И тогда в кухне шлепнуло. Он выглянул из-за косяка — на полу лежал пакет. Он положил его опять на стол, мясо под рукой было податливым, холодным, и реальность оставила его. Шум воды в ванне исчез. Сперва он ощутил пустоту и тишину чужой, как был уверен, кухни и недвижимость предметов, как заговорщицкую реальность. Плита и остатки яичницы на сковороде разлагались и смердили, раковина с грязной посудой, ножи и вилки ядовито ржавели. Но главное, его пугали тени, они прятались за занавесью на стене, за пальто на вешалке, плотно залегли под стулом и, распластав лапки, под столом, и лампочка-двухсотка своим накалом не могла прогнать их вглубь.
— Кто тут? Кто столкнул мясо? — спросил Феликс, больше всего боясь получить ответ. И ощутил свою голую, ничем не защищенную спину. Страх вернул в комнату и поставил спиной в угол. Он мучительно вслушивался, но ни шума дождя, ни всплеска из ванной. Дом бетонным каркасом плющил грудь.
Среди предметов твердых, холодных, с острыми полированными гранями он улавливал сговор тишины и неподвижности и страстно желал и сам оцепенеть и стать предметом, но продолжал вслушиваться, стараясь услышать голос. Чей? Он не знал чей. Страх перерос в ужас и липко полз по ногам, сплющил живот и тошнотой выплеснулся в рот. На миг ему показалось, что он просто оглох и потому не слышит. Он ухватился за спасательную нить и судорожно вспоминал последний слышанный им звук. Это был шлепок упавшего на пол мяса. Все-таки он услышал. Сперва разгоряченный, казалось, лишенный кожи, мокрой щекой он уловил веяние.

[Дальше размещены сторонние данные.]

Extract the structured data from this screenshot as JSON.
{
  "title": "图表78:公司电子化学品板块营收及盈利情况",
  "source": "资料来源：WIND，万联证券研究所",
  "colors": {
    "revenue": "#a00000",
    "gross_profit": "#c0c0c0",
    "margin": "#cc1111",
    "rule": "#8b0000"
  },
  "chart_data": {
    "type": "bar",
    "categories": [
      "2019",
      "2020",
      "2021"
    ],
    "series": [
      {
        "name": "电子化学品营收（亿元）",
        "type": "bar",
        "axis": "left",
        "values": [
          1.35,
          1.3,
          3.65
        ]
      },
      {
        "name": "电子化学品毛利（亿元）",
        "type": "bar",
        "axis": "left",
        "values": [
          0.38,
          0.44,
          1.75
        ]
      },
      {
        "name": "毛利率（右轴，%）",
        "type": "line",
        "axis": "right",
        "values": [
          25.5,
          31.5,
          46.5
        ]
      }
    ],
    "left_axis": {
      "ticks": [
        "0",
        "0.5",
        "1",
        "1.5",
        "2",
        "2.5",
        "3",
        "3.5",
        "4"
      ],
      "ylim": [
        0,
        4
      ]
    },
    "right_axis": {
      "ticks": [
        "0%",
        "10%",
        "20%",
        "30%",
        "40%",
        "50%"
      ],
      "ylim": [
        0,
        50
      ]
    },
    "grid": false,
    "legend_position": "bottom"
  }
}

Он закрыл глаза и погрузил себя в темноту, но испугался, что в доме отключат свет. Он открыл глаза — в лампочке под абажуром увеличился накал. А на кухне прошуршало тихо, едва уловимо, будто разворачивали бумагу. Он нашел силы снять кеды, мягко подкрался к двери и выглянул.
Сперва он уловил шевеление на столе и ничего не понял, а когда понял, то сдавил в горле крик. Мясо шевелилось, да вовсе и не бумага отлипала, а на столе распускался огромный розовый бутон.
Долго ли, нет ли он цепенел, не в силах отвести взор, лишь языком трогая зубы, — они шатались и были мягки. Ужас был намного сильнее того, что он надумал, и надуманное было спасением. Надо руки в воду, это легко, это быстро. Он мягко, босиком перескочил коридор и толкнул дверь в ванную. Она упруго не поддавалась. В ванной кто-то был. Он поспешно рванул ручку на себя и защелкнул задвижку — желание увидеть, кто там за дверью, было так сильно, что преодолело страх и опустило на пол, и Феликс словно ожег щеку о кафель. Из щели повеяло немецким эрзац-гуталином. Так, прошептал Феликс, конечно, вы, — и будто с той стороны холма раздались приглушенные голоса. Он мучительно вслушивался в чужую резкую речь.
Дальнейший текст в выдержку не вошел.